Fetch the complete documentation index at: https://docs.convertly.sh/llms.txt

Use this file to discover all available pages before exploring further.

Convertly can act as the media optimization layer for a WordPress site. The plugin is intended for normal WordPress installation from the Plugin Directory: install it, add a Convertly API key, choose optimization rules, and let new uploads optimize automatically. For most sites:
  • Enable automatic optimization
  • Optimize the original upload
  • Optimize thumbnail, medium, and large
  • Use quality 82
  • Strip metadata
  • Generate WebP
  • Generate AVIF only when your theme or CDN can serve it correctly

Video-heavy sites

Enable video and audio compression only when your hosting plan can tolerate heavier background work. Convertly has a server-side async jobs queue for heavy processing. WordPress uses a small scheduler to dispatch /api/jobs requests and poll for completed results, so high-volume sites should use a real server cron that triggers wp-cron.php reliably.

Existing media

Use Media > Bulk optimize to enqueue existing Media Library attachments, watch queue progress, and review recent job status. You can also queue existing media from Settings > Convertly Media when you are already editing optimization rules.

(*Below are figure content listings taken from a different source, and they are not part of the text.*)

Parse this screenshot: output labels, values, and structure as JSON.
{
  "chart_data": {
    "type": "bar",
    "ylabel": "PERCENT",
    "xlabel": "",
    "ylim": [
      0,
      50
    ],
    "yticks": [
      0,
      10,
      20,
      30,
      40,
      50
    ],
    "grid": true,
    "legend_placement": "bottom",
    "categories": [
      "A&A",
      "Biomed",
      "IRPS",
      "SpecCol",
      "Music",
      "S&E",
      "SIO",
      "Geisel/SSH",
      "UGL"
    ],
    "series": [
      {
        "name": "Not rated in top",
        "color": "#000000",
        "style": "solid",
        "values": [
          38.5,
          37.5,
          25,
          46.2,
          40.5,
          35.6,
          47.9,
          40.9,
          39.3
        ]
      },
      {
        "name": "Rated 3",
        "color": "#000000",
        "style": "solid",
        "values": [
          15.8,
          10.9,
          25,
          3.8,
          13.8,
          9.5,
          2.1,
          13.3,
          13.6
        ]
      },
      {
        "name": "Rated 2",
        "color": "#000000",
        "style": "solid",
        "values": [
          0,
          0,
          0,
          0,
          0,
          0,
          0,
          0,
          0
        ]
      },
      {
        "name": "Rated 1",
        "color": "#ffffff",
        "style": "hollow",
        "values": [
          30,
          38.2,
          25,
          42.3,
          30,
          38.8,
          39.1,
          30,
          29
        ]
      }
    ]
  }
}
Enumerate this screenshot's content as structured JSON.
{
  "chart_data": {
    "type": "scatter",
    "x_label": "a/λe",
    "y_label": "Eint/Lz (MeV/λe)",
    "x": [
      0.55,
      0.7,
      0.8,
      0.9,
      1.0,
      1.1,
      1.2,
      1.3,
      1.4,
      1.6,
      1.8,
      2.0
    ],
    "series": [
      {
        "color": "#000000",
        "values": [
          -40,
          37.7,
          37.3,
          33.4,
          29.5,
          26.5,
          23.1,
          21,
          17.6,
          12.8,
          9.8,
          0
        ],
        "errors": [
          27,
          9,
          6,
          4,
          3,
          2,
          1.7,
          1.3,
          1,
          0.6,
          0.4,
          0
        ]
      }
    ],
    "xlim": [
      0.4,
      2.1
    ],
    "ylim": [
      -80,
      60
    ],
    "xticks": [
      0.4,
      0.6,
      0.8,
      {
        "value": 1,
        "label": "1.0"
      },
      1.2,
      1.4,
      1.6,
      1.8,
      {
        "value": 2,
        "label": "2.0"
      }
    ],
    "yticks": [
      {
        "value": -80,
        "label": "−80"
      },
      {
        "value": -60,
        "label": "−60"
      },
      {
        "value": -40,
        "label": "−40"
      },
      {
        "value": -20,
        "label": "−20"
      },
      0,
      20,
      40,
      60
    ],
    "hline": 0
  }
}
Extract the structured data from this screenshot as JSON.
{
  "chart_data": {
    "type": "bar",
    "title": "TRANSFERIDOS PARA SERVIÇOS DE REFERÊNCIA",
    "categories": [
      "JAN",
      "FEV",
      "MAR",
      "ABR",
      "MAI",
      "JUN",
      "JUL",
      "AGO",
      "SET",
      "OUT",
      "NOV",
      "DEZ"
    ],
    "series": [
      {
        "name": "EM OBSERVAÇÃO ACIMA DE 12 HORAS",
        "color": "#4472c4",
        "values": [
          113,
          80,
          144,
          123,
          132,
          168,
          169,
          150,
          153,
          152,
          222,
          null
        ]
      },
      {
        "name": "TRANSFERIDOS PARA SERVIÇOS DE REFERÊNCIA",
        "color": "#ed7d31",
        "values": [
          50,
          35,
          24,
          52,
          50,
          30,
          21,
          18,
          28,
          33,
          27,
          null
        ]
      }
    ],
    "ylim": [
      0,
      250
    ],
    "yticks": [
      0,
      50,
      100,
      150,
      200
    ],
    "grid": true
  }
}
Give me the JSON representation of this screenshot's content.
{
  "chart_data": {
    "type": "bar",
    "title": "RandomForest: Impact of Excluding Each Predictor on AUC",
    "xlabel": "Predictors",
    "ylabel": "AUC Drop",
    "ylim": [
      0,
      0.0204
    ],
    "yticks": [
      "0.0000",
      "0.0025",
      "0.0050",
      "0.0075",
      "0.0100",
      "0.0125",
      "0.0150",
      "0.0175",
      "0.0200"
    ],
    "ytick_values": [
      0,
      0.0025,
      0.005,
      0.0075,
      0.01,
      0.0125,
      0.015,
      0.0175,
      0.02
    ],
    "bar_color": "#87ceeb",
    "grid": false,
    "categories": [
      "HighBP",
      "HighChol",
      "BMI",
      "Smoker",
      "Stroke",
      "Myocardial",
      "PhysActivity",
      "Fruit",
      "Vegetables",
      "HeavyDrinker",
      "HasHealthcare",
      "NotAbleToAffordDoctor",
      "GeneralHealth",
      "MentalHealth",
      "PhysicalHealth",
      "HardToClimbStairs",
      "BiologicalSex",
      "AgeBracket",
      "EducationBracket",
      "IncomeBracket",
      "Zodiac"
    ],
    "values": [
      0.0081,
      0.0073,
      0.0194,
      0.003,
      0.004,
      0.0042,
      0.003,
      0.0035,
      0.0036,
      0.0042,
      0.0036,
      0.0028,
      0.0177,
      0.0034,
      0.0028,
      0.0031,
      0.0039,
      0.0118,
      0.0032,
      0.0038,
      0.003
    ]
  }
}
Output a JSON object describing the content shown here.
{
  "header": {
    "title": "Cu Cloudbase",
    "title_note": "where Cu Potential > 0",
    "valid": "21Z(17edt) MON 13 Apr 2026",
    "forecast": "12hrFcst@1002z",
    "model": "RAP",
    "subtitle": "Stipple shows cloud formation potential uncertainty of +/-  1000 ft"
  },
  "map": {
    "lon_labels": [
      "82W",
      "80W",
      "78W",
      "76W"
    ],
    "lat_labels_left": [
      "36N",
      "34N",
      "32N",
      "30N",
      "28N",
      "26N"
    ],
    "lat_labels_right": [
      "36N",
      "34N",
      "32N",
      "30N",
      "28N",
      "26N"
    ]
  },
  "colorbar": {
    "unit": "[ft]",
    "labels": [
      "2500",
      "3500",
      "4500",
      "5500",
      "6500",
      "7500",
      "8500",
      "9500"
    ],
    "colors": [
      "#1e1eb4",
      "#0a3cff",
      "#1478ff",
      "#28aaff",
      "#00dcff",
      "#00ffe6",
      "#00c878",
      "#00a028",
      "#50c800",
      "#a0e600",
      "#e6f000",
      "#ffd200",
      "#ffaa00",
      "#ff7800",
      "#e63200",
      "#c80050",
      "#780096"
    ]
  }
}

Create one-off media assets

Use Media > Convertly tools for editor-driven media work that should create a new attachment instead of replacing the source file. The tools page opens the normal WordPress Media Library picker, then lets you choose one of the Convertly tool cards:
  • Remove background
  • Convert image format
  • Raster to SVG
  • Create thumbnail
  • Watermark
  • Strip metadata
Each run sends the selected attachment to Convertly, receives the processed output, and saves the result as a new Media Library attachment. This is useful for ecommerce cutouts, campaign thumbnails, brand watermarks, SVG logo copies, and cleaned image files.

Quota handling

WordPress plugin usage counts against the Convertly account attached to the API key. If the site hits the per-minute limit, jobs retry with backoff. If the site hits the monthly plan quota, jobs fail with a quota message until the Convertly account is upgraded or overage billing is enabled.

Next steps

Recommended follow-ups for larger sites:
  • Use one API key per client site when billing or quotas need to be separated.
  • Enable webhook callbacks so WordPress can receive completed jobs without relying only on polling.
  • Test modern-format serving with the active theme, cache plugin, and CDN.